Cenários de reutilização: Embora o material PP seja teoricamente reutilizável, existem os seguintes problemas em aplicações práticas:
A pesquisa da FDA dos EUA indica que, após o uso das lancheiras PP por mais de 6 meses, a quantidade de migração da substância pode aumentar de 3 a 5 vezes.
Com o aumento do uso, micro-fissuras invisíveis a olho nu aparecerão na superfície do material. Estas fissuras não só se tornam um terreno fértil para bactérias, mas também aceleram o envelhecimento do material.
Lancheiras com bordas desgastadas ou tampas que não fecham bem devem ser substituídas imediatamente. Verifique se o anel de vedação está endurecido ou deformado; rachaduras na fivela podem causar vazamento.



4.5 Impacto das Propriedades Físicas na Segurança
A deterioração das propriedades físicas das lancheiras de plástico PP reciclado representa uma ameaça à segurança alimentar e à segurança dos utilizadores:
Risco de integridade estrutural: A resistência física reduzida pode fazer com que a lancheira rache ou deforme durante o uso normal, resultando em vazamento de alimentos. Especialmente ao segurar sopa quente, pratos quentes ou outros alimentos quentes, falhas estruturais podem causar queimaduras.

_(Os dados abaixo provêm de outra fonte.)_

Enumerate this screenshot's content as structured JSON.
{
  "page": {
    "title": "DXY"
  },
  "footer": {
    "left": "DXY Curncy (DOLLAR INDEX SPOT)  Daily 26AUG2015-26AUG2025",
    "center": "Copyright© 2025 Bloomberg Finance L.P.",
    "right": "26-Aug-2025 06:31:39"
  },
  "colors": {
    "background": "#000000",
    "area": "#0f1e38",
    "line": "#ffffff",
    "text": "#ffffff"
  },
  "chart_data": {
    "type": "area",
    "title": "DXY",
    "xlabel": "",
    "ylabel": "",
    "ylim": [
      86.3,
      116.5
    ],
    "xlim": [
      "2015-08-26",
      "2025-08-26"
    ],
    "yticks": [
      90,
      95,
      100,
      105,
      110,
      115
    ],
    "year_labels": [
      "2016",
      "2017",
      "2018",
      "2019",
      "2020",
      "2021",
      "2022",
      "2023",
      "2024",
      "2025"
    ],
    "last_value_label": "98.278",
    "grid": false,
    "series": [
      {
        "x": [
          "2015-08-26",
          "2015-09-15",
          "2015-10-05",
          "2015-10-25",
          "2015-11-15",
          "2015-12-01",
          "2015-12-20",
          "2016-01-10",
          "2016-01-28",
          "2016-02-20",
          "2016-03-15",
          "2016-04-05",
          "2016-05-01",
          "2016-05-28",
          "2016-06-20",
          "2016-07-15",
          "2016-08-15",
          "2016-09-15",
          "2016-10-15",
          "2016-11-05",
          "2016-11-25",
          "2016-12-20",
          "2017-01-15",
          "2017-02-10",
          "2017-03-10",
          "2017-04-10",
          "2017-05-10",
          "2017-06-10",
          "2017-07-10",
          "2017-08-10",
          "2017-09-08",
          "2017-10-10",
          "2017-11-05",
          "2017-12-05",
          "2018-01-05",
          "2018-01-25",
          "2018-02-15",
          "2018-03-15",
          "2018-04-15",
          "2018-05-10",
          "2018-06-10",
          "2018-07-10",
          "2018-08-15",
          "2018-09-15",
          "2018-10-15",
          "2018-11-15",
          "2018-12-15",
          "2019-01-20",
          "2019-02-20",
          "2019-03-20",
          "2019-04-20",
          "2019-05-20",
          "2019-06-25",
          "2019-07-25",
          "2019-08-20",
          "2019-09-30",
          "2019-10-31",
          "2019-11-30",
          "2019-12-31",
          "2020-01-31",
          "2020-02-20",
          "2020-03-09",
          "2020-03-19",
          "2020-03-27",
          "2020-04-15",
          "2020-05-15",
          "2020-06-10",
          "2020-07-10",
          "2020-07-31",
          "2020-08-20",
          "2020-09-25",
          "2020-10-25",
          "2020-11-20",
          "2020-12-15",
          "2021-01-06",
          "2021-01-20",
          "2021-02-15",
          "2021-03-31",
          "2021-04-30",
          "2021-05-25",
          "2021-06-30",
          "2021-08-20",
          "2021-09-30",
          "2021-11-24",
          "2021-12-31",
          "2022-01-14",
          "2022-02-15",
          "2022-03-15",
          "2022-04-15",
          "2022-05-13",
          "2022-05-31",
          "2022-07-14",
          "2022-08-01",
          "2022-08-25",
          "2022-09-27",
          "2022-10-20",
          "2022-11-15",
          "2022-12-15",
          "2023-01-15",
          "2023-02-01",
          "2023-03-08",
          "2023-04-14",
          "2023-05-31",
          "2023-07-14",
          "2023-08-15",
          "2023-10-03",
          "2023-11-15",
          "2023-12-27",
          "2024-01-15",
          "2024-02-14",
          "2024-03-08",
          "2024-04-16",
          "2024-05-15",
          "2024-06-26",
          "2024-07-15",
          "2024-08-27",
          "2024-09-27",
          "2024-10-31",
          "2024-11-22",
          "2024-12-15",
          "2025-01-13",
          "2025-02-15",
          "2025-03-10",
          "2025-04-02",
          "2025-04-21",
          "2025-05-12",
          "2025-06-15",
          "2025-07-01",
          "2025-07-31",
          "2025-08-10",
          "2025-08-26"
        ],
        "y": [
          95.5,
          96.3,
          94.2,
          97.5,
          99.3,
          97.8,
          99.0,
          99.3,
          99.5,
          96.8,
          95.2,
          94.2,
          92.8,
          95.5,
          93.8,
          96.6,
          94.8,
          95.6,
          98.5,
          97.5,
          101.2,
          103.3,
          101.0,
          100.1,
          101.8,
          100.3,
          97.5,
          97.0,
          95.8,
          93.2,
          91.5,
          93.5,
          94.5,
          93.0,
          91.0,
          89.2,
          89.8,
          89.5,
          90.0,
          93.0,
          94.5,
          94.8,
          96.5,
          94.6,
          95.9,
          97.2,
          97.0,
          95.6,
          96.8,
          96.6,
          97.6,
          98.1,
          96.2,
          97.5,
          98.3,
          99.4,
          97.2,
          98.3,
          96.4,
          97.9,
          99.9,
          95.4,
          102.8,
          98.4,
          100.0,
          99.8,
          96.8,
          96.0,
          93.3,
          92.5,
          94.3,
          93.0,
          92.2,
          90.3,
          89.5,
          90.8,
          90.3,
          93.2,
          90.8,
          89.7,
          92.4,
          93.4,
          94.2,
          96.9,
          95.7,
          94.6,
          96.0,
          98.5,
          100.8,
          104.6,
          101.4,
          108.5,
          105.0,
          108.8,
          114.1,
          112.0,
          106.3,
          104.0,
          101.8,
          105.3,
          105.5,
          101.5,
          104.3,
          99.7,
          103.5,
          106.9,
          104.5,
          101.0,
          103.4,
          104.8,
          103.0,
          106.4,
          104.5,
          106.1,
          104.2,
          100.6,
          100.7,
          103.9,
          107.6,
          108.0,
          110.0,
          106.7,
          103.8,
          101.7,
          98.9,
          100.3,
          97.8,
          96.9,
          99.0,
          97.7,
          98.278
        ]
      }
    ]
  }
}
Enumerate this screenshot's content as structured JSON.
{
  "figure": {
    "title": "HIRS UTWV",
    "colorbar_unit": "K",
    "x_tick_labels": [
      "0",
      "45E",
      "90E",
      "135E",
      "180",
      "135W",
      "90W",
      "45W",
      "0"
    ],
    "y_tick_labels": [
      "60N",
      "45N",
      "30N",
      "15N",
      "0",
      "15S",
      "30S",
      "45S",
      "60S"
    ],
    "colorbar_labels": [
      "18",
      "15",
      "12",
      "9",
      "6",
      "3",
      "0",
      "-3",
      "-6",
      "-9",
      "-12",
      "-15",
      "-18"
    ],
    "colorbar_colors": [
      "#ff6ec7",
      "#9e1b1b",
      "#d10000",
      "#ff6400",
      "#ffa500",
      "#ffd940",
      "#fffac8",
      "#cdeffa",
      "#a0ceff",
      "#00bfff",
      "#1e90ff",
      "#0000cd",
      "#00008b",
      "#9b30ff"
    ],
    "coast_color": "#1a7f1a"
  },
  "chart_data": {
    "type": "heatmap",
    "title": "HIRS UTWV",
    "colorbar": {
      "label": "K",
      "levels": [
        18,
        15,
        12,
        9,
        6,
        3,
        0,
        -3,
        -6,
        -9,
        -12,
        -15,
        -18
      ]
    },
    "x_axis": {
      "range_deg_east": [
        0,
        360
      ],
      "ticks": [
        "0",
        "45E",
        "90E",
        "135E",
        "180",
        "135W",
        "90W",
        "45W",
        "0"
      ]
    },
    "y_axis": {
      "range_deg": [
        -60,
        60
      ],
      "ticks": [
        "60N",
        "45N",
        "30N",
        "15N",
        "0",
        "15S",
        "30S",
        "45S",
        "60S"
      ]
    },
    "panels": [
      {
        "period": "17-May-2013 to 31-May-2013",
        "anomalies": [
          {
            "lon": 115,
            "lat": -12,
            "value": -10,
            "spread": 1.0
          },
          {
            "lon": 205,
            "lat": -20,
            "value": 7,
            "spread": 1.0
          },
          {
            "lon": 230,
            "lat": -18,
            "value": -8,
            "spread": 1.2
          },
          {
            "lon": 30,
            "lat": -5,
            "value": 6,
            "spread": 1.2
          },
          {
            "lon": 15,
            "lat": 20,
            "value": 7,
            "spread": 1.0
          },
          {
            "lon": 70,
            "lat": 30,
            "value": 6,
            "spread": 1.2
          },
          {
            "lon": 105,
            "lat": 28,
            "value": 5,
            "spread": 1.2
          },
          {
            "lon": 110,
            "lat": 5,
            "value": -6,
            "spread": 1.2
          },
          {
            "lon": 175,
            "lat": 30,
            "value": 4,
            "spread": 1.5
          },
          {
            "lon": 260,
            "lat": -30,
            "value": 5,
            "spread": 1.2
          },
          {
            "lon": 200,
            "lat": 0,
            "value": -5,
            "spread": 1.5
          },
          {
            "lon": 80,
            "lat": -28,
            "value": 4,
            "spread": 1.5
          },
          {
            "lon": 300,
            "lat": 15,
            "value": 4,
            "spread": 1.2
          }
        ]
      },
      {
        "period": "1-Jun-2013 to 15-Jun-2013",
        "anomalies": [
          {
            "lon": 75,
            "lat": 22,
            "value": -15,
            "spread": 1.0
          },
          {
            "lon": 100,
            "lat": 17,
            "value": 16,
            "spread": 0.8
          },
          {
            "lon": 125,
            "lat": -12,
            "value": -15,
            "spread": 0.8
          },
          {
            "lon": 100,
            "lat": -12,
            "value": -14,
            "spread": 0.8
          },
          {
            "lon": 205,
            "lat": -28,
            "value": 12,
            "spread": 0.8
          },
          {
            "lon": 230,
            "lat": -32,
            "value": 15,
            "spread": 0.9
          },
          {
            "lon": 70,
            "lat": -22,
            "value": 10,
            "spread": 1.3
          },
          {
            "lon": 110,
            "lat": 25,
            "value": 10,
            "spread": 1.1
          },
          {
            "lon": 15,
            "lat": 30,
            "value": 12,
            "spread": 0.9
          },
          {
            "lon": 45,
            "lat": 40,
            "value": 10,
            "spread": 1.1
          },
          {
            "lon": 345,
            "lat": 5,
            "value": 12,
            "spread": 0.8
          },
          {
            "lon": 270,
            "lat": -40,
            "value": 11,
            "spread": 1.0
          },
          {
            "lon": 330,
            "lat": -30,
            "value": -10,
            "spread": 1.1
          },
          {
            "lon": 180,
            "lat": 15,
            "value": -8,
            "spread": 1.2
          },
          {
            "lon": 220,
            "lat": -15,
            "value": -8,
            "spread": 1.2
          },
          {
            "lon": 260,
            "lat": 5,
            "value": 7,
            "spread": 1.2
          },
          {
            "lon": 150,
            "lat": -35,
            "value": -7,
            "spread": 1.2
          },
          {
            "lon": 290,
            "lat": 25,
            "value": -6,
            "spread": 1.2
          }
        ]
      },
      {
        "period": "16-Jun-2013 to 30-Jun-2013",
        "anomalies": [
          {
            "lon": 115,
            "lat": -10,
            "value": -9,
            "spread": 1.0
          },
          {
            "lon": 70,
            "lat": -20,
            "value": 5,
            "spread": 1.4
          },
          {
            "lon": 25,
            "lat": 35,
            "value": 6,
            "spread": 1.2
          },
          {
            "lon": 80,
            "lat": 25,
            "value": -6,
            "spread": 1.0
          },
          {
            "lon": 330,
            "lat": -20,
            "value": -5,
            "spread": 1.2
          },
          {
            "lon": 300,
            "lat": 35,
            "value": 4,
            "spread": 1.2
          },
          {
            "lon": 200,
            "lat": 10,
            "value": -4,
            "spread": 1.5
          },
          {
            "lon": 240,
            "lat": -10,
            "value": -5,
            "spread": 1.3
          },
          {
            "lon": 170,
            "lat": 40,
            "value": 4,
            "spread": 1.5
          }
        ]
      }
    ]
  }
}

Migração Química Acelerada: A deterioração das propriedades físicas, particularmente a formação de microfissuras superficiais, aumenta as vias de migração dos produtos químicos, acelerando a transferência de substâncias nocivas para os alimentos.
Risco de crescimento microbiano: Defeitos superficiais e microfissuras proporcionam um habitat para microrganismos, que são difíceis de remover completamente mesmo após a lavagem, aumentando o risco de contaminação microbiana.
Facilidade de uso reduzida: a instabilidade nas propriedades físicas pode causar vários problemas com a lancheira bento durante o uso, como tampas que não fecham corretamente ou utensílios quebrando facilmente, afetando a experiência do usuário.